Among the 2 equations defining set $S$, the most restrictive is
$$|xy| \le 1 \implies ((|x| \le 1) \ \text{and} \ (|y| \le 1)) \implies x^2+y^2 \le 2$$
Therefore, $S$ is a bounded set (see figure below).
Besides, $S$ is a closed set (because it is defined as the intersection of 2 closed sets, this closedness coming from the definition by equations with $ \le$ signs).
Being bounded and closed, $S$ is a compact set.

Fig. 1:  Intersection set of a NW-SE stripe defined by $-1 \le x+y \le 1$ and the interior of hyperbola with equation $y=-\frac{1}{x}$ (the other hyperbola $y=\frac{1}{x}$ plays no rôle).

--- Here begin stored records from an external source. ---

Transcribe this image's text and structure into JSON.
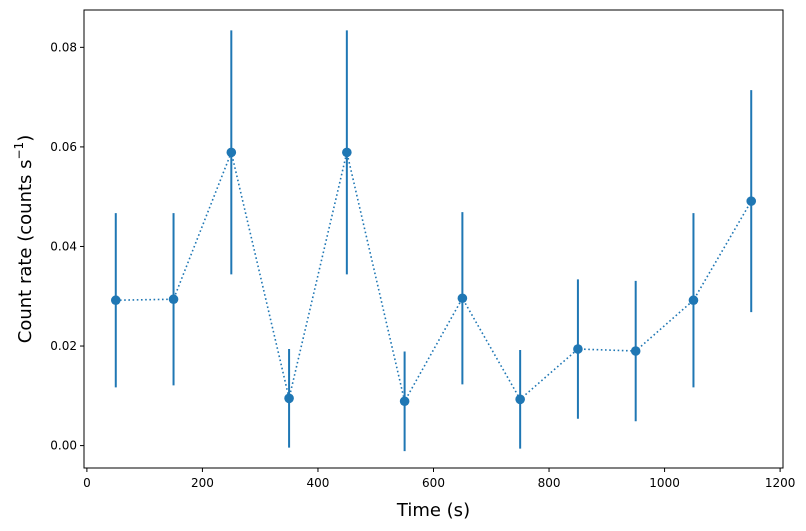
{
  "chart_data": {
    "type": "scatter",
    "xlabel": "Time (s)",
    "ylabel_main": "Count rate (counts s",
    "ylabel_sup": "−1",
    "ylabel_close": ")",
    "xlim": [
      -5,
      1205
    ],
    "ylim": [
      -0.0045,
      0.0875
    ],
    "xticks": [
      0,
      200,
      400,
      600,
      800,
      1000,
      1200
    ],
    "yticks": [
      0.0,
      0.02,
      0.04,
      0.06,
      0.08
    ],
    "ytick_labels": [
      "0.00",
      "0.02",
      "0.04",
      "0.06",
      "0.08"
    ],
    "grid": false,
    "series_color": "#1f77b4",
    "line_style": "dotted",
    "points": [
      {
        "x": 50,
        "y": 0.0292,
        "err": 0.0175
      },
      {
        "x": 150,
        "y": 0.0294,
        "err": 0.0173
      },
      {
        "x": 250,
        "y": 0.0589,
        "err": 0.0245
      },
      {
        "x": 350,
        "y": 0.0095,
        "err": 0.0099
      },
      {
        "x": 450,
        "y": 0.0589,
        "err": 0.0245
      },
      {
        "x": 550,
        "y": 0.0089,
        "err": 0.01
      },
      {
        "x": 650,
        "y": 0.0296,
        "err": 0.0173
      },
      {
        "x": 750,
        "y": 0.0093,
        "err": 0.0099
      },
      {
        "x": 850,
        "y": 0.0194,
        "err": 0.014
      },
      {
        "x": 950,
        "y": 0.019,
        "err": 0.0141
      },
      {
        "x": 1050,
        "y": 0.0292,
        "err": 0.0175
      },
      {
        "x": 1150,
        "y": 0.0491,
        "err": 0.0223
      }
    ]
  }
}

A: Using the first approach, you don't need to explicitly calculate the distances, you just need to find a small enough neighborhood that is still contained in the set, using some bounds. Specifically, suppose that $|xy|=1 + \epsilon>1$. Then you will need to show that $|(x+\delta x)(y + \delta y)|>1$ if $\delta x$ and $\delta y$ are small enough. In particulat you can define some small $\gamma$ depending on $\epsilon$ such that if $\delta x^2 + \delta y^2 < \gamma$ then $|(x+\delta x)(y + \delta y)|>1$. A $\gamma$ that works in this case is $\gamma=\left(\min\left\{\frac{\epsilon}{1+|x| + |y|}, \frac12 \right\}\right)^2$, since $|\delta x|\le \sqrt{\gamma}$, $|\delta y|\le \sqrt{\gamma} \le \frac12$ and
$$\begin{aligned}
|(x+\delta x)(y + \delta y)|&\ge |xy| - |\delta x||y|-|\delta y||x| - |\delta x||\delta y|\ge |xy| - \sqrt{\gamma}\left(|y| + |x| + \frac12\right)\\&> 1 + \epsilon - \epsilon = 1
\end{aligned}$$
The second approach is easier though: the function $f(x,y) = |xy| - 1$ is continuous.